Last week I had to attend a full day hearing/trial on child support. My ex wife Linda had a motion for such at an earlier hearing and the same commissioner that stole my children from me granted it to her.


What were the issues?

Linda did not believe I have cancer. This would affect her child support payment.

Linda did not believe I am divorced. This would affect her child support payment and I think what upset her most is that, she no longer has a reason to stalk Jan in an effort to get child support from her.

Linda had no evidence or facts to present to the judge and while not sworn in, continued to lie about the situation and facts. Bi polar disorder was very apparent as she attacked me.

She had her married live in boy friend and her girl friend that lied in statements to the court with her. They huddled together at recess like vultures circling to pick the last meat from a dying carcass.
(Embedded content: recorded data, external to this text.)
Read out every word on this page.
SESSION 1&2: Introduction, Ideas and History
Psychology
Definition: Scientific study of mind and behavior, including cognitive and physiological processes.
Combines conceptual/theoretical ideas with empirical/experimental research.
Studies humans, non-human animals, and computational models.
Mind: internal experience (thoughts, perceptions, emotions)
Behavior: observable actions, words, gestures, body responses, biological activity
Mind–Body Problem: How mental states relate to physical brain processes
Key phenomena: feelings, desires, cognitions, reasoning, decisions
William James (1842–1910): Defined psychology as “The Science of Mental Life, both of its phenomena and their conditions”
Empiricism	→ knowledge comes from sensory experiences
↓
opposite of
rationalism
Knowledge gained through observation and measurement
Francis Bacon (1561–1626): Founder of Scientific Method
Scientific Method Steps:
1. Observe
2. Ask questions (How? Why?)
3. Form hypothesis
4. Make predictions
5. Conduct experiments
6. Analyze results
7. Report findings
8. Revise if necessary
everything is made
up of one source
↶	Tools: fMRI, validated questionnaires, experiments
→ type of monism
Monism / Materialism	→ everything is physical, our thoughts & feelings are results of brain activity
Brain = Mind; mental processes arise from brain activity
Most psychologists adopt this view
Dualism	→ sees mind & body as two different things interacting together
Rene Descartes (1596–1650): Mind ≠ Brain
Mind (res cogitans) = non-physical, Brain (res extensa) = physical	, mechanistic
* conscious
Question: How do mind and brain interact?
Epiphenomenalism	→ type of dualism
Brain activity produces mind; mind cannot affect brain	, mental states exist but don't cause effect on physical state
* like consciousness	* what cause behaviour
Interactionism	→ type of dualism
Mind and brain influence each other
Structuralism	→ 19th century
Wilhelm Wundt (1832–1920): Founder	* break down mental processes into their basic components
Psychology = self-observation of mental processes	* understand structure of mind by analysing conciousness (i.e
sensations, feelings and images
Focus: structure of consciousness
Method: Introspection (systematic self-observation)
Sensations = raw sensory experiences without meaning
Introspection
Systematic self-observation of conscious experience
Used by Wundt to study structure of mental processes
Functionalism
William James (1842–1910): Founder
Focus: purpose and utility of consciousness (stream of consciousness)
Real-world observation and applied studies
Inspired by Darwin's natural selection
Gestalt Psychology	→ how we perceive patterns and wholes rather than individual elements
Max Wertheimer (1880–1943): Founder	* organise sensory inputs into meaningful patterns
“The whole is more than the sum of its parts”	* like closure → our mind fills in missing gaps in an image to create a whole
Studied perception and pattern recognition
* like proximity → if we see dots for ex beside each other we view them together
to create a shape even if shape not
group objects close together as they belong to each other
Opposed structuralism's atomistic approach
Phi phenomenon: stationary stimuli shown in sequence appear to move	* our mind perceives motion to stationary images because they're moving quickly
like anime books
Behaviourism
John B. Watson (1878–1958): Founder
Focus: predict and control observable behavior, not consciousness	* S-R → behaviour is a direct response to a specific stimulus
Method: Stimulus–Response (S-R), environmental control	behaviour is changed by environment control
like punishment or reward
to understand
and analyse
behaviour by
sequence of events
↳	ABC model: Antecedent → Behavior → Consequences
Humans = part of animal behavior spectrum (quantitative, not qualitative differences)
These people are just low life scum that for what every reason have very low self esteem and by talking bad about or putting down someone else, seem to get a rush or boast to their egos in some twisted way.

Even as I was leaving the court room her boyfriend, that has destroyed him own marriage and family by bedding down Linda, mumbled this words to me; “thank god for the IRS.” I did stop and ask him what? What did you say? Like the worm he is, his head dropped and his mouth didn’t seem to work anymore. Trash gathers trash.

If your ex is like mine, protect all your love ones and do not think that the courts will be fair. You fight tooth and nail from the start with no holds barred because this will not be a fair fight and right will not win by default.